Facebook Faceplants

By Jim Hagarty

I have a love-hate relationship with Facebook. Lately, lotta hate.

I love the funny memes, the often-amazing pictures and videos of nature and animals, and even some of the political commentary, although I have to confess, I am pretty closed-minded to much of it. If a “friend” keeps pestering me with views about the world order with which I don’t agree, I eventually unfollow him or her. Currently, of my almost 300 friends, I am unfollowing more of them than I am following.

Here are the top five types of status updates that drive me crazy and will cause a friend to be hidden away for future reference.

  1. Memes and commentary that put down the youth of today. Apparently, anyone under 20 these days is lazy, disrespectful and glued to their phones and laptops. Oh, and their pants are too baggy, they have nose rings and tattoos. Yuk! Many of these people who are trashing today’s kids are people I knew personally when I was a kid, even some I hung around with. We were no Nobel prize winners as I recall. We drank like fish, smoked like chimneys and invented disrespect. These friends of mine who are putting down the young among us are now in their fifties, sixties and seventies. I can’t think of anything sadder than an old person criticizing young people, especially when it has been my experience that a lot of these people haven’t met any young people in a long, long time. They are reacting to what they think young people are like today.

  2. Unsolicited advice. Oh my God, this fries my bacon. Why on earth do people turn into gurus when they sign up for a Facebook account? Some of these people are relentless with their free advice and guidance for living. And behind it all, I can’t help but think is their assumption that they have an inside track to Truth that the rest of us just can’t find and it is their mission to help us guide us in the right direction. Ugh a thousand times. I don’t mind people sharing heartfelt life experiences but the preaching is killing me.

  3. The good old days. Scream!!!! Were you aware that everything was fantastic 50 years ago? Music was better, people were more helpful to each other, the Work Ethic was bred into every child and most importantly, we were all tough as cavemen. We literally ate a pound of dirt a day and liked it. We survived everything. No padded dashes and seatbelts for us. No labelling and best-before dates on food packaging. No safety regulations on anything. We swam in dirty creeks and ponds, stayed out on the streets till Mama called us in at 10 o’clock. Or later! There was no fluoride in our water and factory smoke stacks belched out real smoke and we loved it. Good for the lungs. Yes our parents and our teachers whacked the hell out of us for mostly no reason at all except to dispel their own anger but we grew up better people for it all. A moment of silence, if you will, for the good old days.

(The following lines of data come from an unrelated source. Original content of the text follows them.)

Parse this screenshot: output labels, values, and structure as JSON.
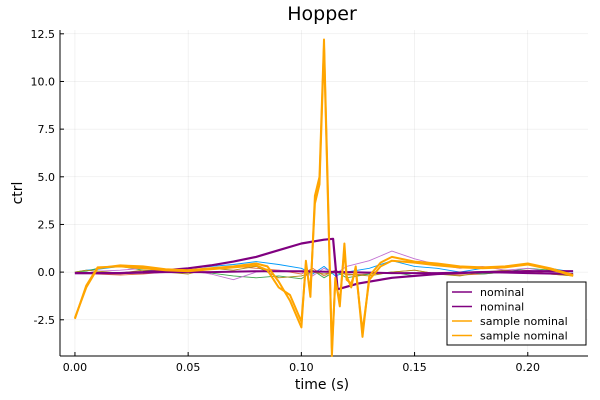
{
  "chart_data": {
    "type": "line",
    "title": "Hopper",
    "xlabel": "time (s)",
    "ylabel": "ctrl",
    "xlim": [
      -0.0066,
      0.2266
    ],
    "ylim": [
      -4.4,
      12.7
    ],
    "xticks": [
      0.0,
      0.05,
      0.1,
      0.15,
      0.2
    ],
    "xtick_labels": [
      "0.00",
      "0.05",
      "0.10",
      "0.15",
      "0.20"
    ],
    "yticks": [
      -2.5,
      0.0,
      2.5,
      5.0,
      7.5,
      10.0,
      12.5
    ],
    "ytick_labels": [
      "-2.5",
      "0.0",
      "2.5",
      "5.0",
      "7.5",
      "10.0",
      "12.5"
    ],
    "grid": true,
    "legend_position": "bottom-right",
    "legend": [
      {
        "label": "nominal",
        "color": "#800080"
      },
      {
        "label": "nominal",
        "color": "#800080"
      },
      {
        "label": "sample nominal",
        "color": "#FFA500"
      },
      {
        "label": "sample nominal",
        "color": "#FFA500"
      }
    ],
    "background_series": [
      {
        "color": "#009AFA",
        "x": [
          0.0,
          0.005,
          0.01,
          0.02,
          0.03,
          0.04,
          0.05,
          0.06,
          0.07,
          0.08,
          0.09,
          0.1,
          0.105,
          0.11,
          0.115,
          0.12,
          0.13,
          0.14,
          0.15,
          0.16,
          0.17,
          0.18,
          0.19,
          0.2,
          0.21,
          0.22
        ],
        "y": [
          0.0,
          0.1,
          0.15,
          0.3,
          0.25,
          0.1,
          0.2,
          0.3,
          0.4,
          0.55,
          0.4,
          0.2,
          -0.1,
          0.3,
          -0.2,
          0.0,
          0.2,
          0.6,
          0.3,
          0.2,
          0.0,
          0.2,
          0.3,
          0.4,
          0.2,
          0.0
        ]
      },
      {
        "color": "#E36F47",
        "x": [
          0.0,
          0.005,
          0.01,
          0.02,
          0.03,
          0.04,
          0.05,
          0.06,
          0.07,
          0.08,
          0.09,
          0.1,
          0.105,
          0.11,
          0.115,
          0.12,
          0.13,
          0.14,
          0.15,
          0.16,
          0.17,
          0.18,
          0.19,
          0.2,
          0.21,
          0.22
        ],
        "y": [
          0.0,
          -0.05,
          -0.1,
          -0.15,
          -0.1,
          0.0,
          0.1,
          0.2,
          0.3,
          0.2,
          0.1,
          -0.1,
          0.2,
          -0.2,
          0.1,
          -0.15,
          -0.1,
          0.0,
          0.1,
          -0.1,
          -0.15,
          -0.1,
          0.0,
          0.1,
          -0.1,
          -0.2
        ]
      },
      {
        "color": "#3EA44E",
        "x": [
          0.0,
          0.005,
          0.01,
          0.02,
          0.03,
          0.04,
          0.05,
          0.06,
          0.07,
          0.08,
          0.09,
          0.1,
          0.105,
          0.11,
          0.115,
          0.12,
          0.13,
          0.14,
          0.15,
          0.16,
          0.17,
          0.18,
          0.19,
          0.2,
          0.21,
          0.22
        ],
        "y": [
          0.0,
          0.05,
          0.2,
          0.3,
          0.1,
          0.05,
          0.0,
          -0.05,
          -0.2,
          -0.3,
          -0.2,
          -0.35,
          0.1,
          -0.3,
          0.05,
          -0.3,
          -0.1,
          0.0,
          -0.2,
          -0.1,
          0.0,
          -0.1,
          0.0,
          0.2,
          0.1,
          -0.1
        ]
      },
      {
        "color": "#C271D2",
        "x": [
          0.0,
          0.005,
          0.01,
          0.02,
          0.03,
          0.04,
          0.05,
          0.06,
          0.07,
          0.08,
          0.09,
          0.1,
          0.105,
          0.11,
          0.115,
          0.12,
          0.13,
          0.14,
          0.15,
          0.16,
          0.17,
          0.18,
          0.19,
          0.2,
          0.21,
          0.22
        ],
        "y": [
          0.0,
          -0.05,
          0.05,
          0.1,
          0.2,
          0.15,
          0.1,
          -0.1,
          -0.4,
          0.0,
          0.1,
          0.0,
          -0.2,
          0.2,
          -0.1,
          0.3,
          0.6,
          1.1,
          0.7,
          0.4,
          0.2,
          0.3,
          0.1,
          0.2,
          0.0,
          -0.15
        ]
      },
      {
        "color": "#AC8D18",
        "x": [
          0.0,
          0.005,
          0.01,
          0.02,
          0.03,
          0.04,
          0.05,
          0.06,
          0.07,
          0.08,
          0.09,
          0.1,
          0.105,
          0.11,
          0.115,
          0.12,
          0.13,
          0.14,
          0.15,
          0.16,
          0.17,
          0.18,
          0.19,
          0.2,
          0.21,
          0.22
        ],
        "y": [
          0.0,
          0.1,
          0.05,
          -0.05,
          0.1,
          0.0,
          -0.1,
          0.2,
          0.1,
          0.3,
          -0.3,
          -0.2,
          0.0,
          -0.1,
          0.0,
          -0.1,
          -0.2,
          0.0,
          0.1,
          -0.1,
          -0.2,
          0.0,
          0.1,
          0.0,
          -0.1,
          -0.2
        ]
      }
    ],
    "series": [
      {
        "name": "nominal",
        "color": "#800080",
        "width": 2.2,
        "x": [
          0.0,
          0.01,
          0.02,
          0.03,
          0.04,
          0.05,
          0.06,
          0.07,
          0.08,
          0.09,
          0.1,
          0.11,
          0.114,
          0.116,
          0.125,
          0.14,
          0.16,
          0.18,
          0.2,
          0.22
        ],
        "y": [
          -0.05,
          -0.05,
          -0.05,
          0.0,
          0.1,
          0.2,
          0.35,
          0.55,
          0.8,
          1.15,
          1.5,
          1.7,
          1.75,
          -0.9,
          -0.6,
          -0.3,
          -0.1,
          0.0,
          0.05,
          0.05
        ]
      },
      {
        "name": "nominal",
        "color": "#800080",
        "width": 2.0,
        "x": [
          0.0,
          0.02,
          0.04,
          0.06,
          0.08,
          0.1,
          0.12,
          0.14,
          0.16,
          0.18,
          0.2,
          0.22
        ],
        "y": [
          -0.05,
          -0.05,
          0.0,
          0.0,
          0.05,
          0.05,
          0.0,
          -0.05,
          -0.05,
          0.0,
          -0.05,
          -0.1
        ]
      },
      {
        "name": "sample nominal",
        "color": "#FFA500",
        "width": 2.0,
        "x": [
          0.0,
          0.005,
          0.01,
          0.02,
          0.03,
          0.04,
          0.05,
          0.06,
          0.07,
          0.08,
          0.085,
          0.09,
          0.095,
          0.1,
          0.102,
          0.104,
          0.106,
          0.108,
          0.11,
          0.112,
          0.1135,
          0.115,
          0.117,
          0.119,
          0.12,
          0.122,
          0.124,
          0.127,
          0.13,
          0.135,
          0.14,
          0.15,
          0.16,
          0.17,
          0.18,
          0.19,
          0.2,
          0.21,
          0.22
        ],
        "y": [
          -2.4,
          -0.8,
          0.2,
          0.35,
          0.3,
          0.15,
          0.1,
          0.2,
          0.3,
          0.45,
          0.3,
          -0.5,
          -1.5,
          -2.9,
          0.6,
          -1.3,
          4.0,
          5.0,
          12.2,
          3.0,
          -4.4,
          -0.3,
          -1.8,
          1.5,
          -0.2,
          -0.8,
          0.3,
          -3.4,
          -0.2,
          0.5,
          0.8,
          0.55,
          0.45,
          0.3,
          0.25,
          0.3,
          0.45,
          0.2,
          -0.15
        ]
      },
      {
        "name": "sample nominal",
        "color": "#FFA500",
        "width": 2.0,
        "x": [
          0.0,
          0.005,
          0.01,
          0.02,
          0.03,
          0.04,
          0.05,
          0.06,
          0.07,
          0.08,
          0.085,
          0.09,
          0.095,
          0.1,
          0.102,
          0.104,
          0.106,
          0.108,
          0.11,
          0.112,
          0.1135,
          0.115,
          0.117,
          0.119,
          0.12,
          0.122,
          0.124,
          0.127,
          0.13,
          0.135,
          0.14,
          0.15,
          0.16,
          0.17,
          0.18,
          0.19,
          0.2,
          0.21,
          0.22
        ],
        "y": [
          -2.45,
          -0.7,
          0.25,
          0.3,
          0.2,
          0.1,
          0.05,
          0.15,
          0.25,
          0.35,
          0.1,
          -0.8,
          -1.2,
          -2.6,
          0.4,
          -1.0,
          3.6,
          4.6,
          11.8,
          2.6,
          -4.0,
          -0.5,
          -1.5,
          1.2,
          -0.4,
          -0.6,
          0.1,
          -3.1,
          -0.4,
          0.3,
          0.6,
          0.5,
          0.35,
          0.25,
          0.2,
          0.25,
          0.4,
          0.15,
          -0.2
        ]
      }
    ]
  }
}
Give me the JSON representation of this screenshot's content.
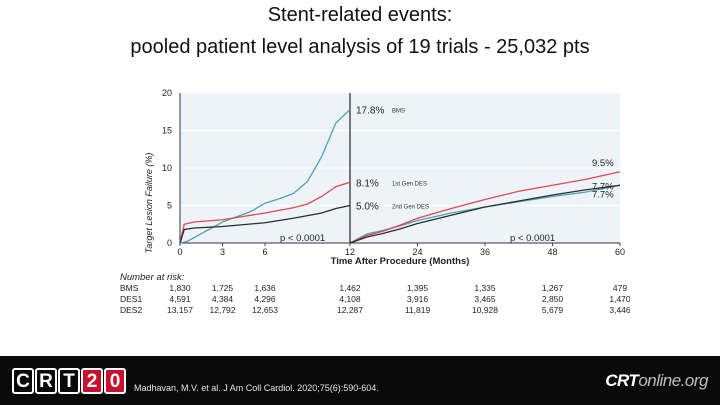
{
  "slide": {
    "title_line1": "Stent-related events:",
    "title_line2": "pooled patient level analysis of 19 trials - 25,032 pts"
  },
  "footer": {
    "logo_letters": [
      "C",
      "R",
      "T",
      "2",
      "0"
    ],
    "citation": "Madhavan, M.V. et al. J Am Coll Cardiol. 2020;75(6):590-604.",
    "brand_main": "CRT",
    "brand_light": "online.org"
  },
  "colors": {
    "bms": "#4aa3c0",
    "des1": "#e0484d",
    "des2": "#2b2b2b",
    "accent": "#c8102e"
  },
  "chart_data": {
    "type": "line",
    "title": "",
    "xlabel": "Time After Procedure (Months)",
    "ylabel": "Target Lesion Failure (%)",
    "xlim": [
      0,
      60
    ],
    "ylim": [
      0,
      20
    ],
    "xticks": [
      0,
      3,
      6,
      12,
      24,
      36,
      48,
      60
    ],
    "yticks": [
      0,
      5,
      10,
      15,
      20
    ],
    "landmark_month": 12,
    "series": [
      {
        "name": "BMS",
        "end_label": "17.8%",
        "tag": "BMS",
        "landmark_points": [
          [
            0,
            0.0
          ],
          [
            0.5,
            0.2
          ],
          [
            3,
            2.8
          ],
          [
            4,
            3.5
          ],
          [
            5,
            4.2
          ],
          [
            6,
            5.3
          ],
          [
            7,
            5.9
          ],
          [
            8,
            6.6
          ],
          [
            9,
            8.2
          ],
          [
            10,
            11.5
          ],
          [
            11,
            16.0
          ],
          [
            12,
            17.8
          ]
        ],
        "late_points": [
          [
            12,
            0.0
          ],
          [
            15,
            1.2
          ],
          [
            18,
            1.7
          ],
          [
            21,
            2.3
          ],
          [
            24,
            3.0
          ],
          [
            30,
            4.0
          ],
          [
            36,
            4.8
          ],
          [
            42,
            5.5
          ],
          [
            48,
            6.2
          ],
          [
            54,
            6.8
          ],
          [
            60,
            7.7
          ]
        ],
        "late_label": "7.7%"
      },
      {
        "name": "DES1",
        "end_label": "8.1%",
        "tag": "1st Gen DES",
        "landmark_points": [
          [
            0,
            0.0
          ],
          [
            0.3,
            2.5
          ],
          [
            1,
            2.8
          ],
          [
            3,
            3.1
          ],
          [
            4,
            3.4
          ],
          [
            6,
            4.0
          ],
          [
            8,
            4.7
          ],
          [
            9,
            5.2
          ],
          [
            10,
            6.2
          ],
          [
            11,
            7.5
          ],
          [
            12,
            8.1
          ]
        ],
        "late_points": [
          [
            12,
            0.0
          ],
          [
            15,
            1.0
          ],
          [
            18,
            1.6
          ],
          [
            21,
            2.4
          ],
          [
            24,
            3.3
          ],
          [
            30,
            4.6
          ],
          [
            36,
            5.8
          ],
          [
            42,
            6.9
          ],
          [
            48,
            7.7
          ],
          [
            54,
            8.5
          ],
          [
            60,
            9.5
          ]
        ],
        "late_label": "9.5%"
      },
      {
        "name": "DES2",
        "end_label": "5.0%",
        "tag": "2nd Gen DES",
        "landmark_points": [
          [
            0,
            0.0
          ],
          [
            0.3,
            1.8
          ],
          [
            1,
            2.0
          ],
          [
            3,
            2.2
          ],
          [
            6,
            2.7
          ],
          [
            8,
            3.3
          ],
          [
            10,
            4.0
          ],
          [
            11,
            4.6
          ],
          [
            12,
            5.0
          ]
        ],
        "late_points": [
          [
            12,
            0.0
          ],
          [
            15,
            0.8
          ],
          [
            18,
            1.3
          ],
          [
            21,
            1.9
          ],
          [
            24,
            2.6
          ],
          [
            30,
            3.7
          ],
          [
            36,
            4.8
          ],
          [
            42,
            5.6
          ],
          [
            48,
            6.4
          ],
          [
            54,
            7.1
          ],
          [
            60,
            7.7
          ]
        ],
        "late_label": "7.7%"
      }
    ],
    "annotations": {
      "p_left": "p < 0.0001",
      "p_right": "p < 0.0001"
    },
    "risk_table": {
      "title": "Number at risk:",
      "months": [
        0,
        3,
        6,
        12,
        24,
        36,
        48,
        60
      ],
      "rows": [
        {
          "name": "BMS",
          "values": [
            "1,830",
            "1,725",
            "1,636",
            "1,462",
            "1,395",
            "1,335",
            "1,267",
            "479"
          ]
        },
        {
          "name": "DES1",
          "values": [
            "4,591",
            "4,384",
            "4,296",
            "4,108",
            "3,916",
            "3,465",
            "2,850",
            "1,470"
          ]
        },
        {
          "name": "DES2",
          "values": [
            "13,157",
            "12,792",
            "12,653",
            "12,287",
            "11,819",
            "10,928",
            "5,679",
            "3,446"
          ]
        }
      ]
    }
  }
}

  4. Cautionary memes about the cruel people around and what to do about them. How, I wonder, did so many of my friends attract such busloads of assholes with which they have had to deal their whole lives? But they have. And so I am pestered with constant suggestions regarding the quality of friendship and the lack thereof. I am told what to do when someone disrespects me or ignores me or puts me down. Where are all these people putting me down? I do not remember being surrounded by jerks at any time in the recent past. In fact, people in my life are pretty darned nice, for the most part. Maybe they chat a bit behind my back, I don’t know, and maybe I talk behind theirs. The last time I looked, this was called being human. Jesus, some people are spending all day crying their eyes out about how rotten their friends have been to them and, assuming I am going through the same thing, they share what I should do about it.

  5. Finally, there are the ever-present scolders who take every opportunity to warn me about the dangers all around me. Food is poison, is the number one truth I have been ignoring. Snoring will kill me. I need to lose weight, need to stop worrying, need to take up yoga and need to slow down. I wonder how many of my Facebook friends forget that I actually know them in real life and have known them for a long time. Not one of them, I can testify here and now, are perfect now or were perfect then. Look after yourselves, by all means, but enough with the wagging finger. Just get busy videotaping your dogs and cats and post them. Some nice photos and videos of your kids. Then please, shut the hell up!

Author: Jim Hagarty

I am a 65-year-old retired journalist, busy recovering from a lifelong career as an unretired journalist. This year marks a half century of my scratching out little fables about life. My interests include genealogy, humour and music. I live in a little blue shack in Canada and spend most of my time trying to stay out of trouble. I am not that good at it. I also spent years teaching journalism. Poor state of journalism today: My fault. I have a family I don't deserve, a dog that adores me, and two cars the junk yard refuses to accept. My prized possessions include my old guitar and a razor my Dad gave me when I was 14 and which I still use when I bother to shave. Oh, and my great-great-grandfather's blackthorn stick he brought from Ireland in the 1850s. I have only one opinion but it is a good one: People take too many showers.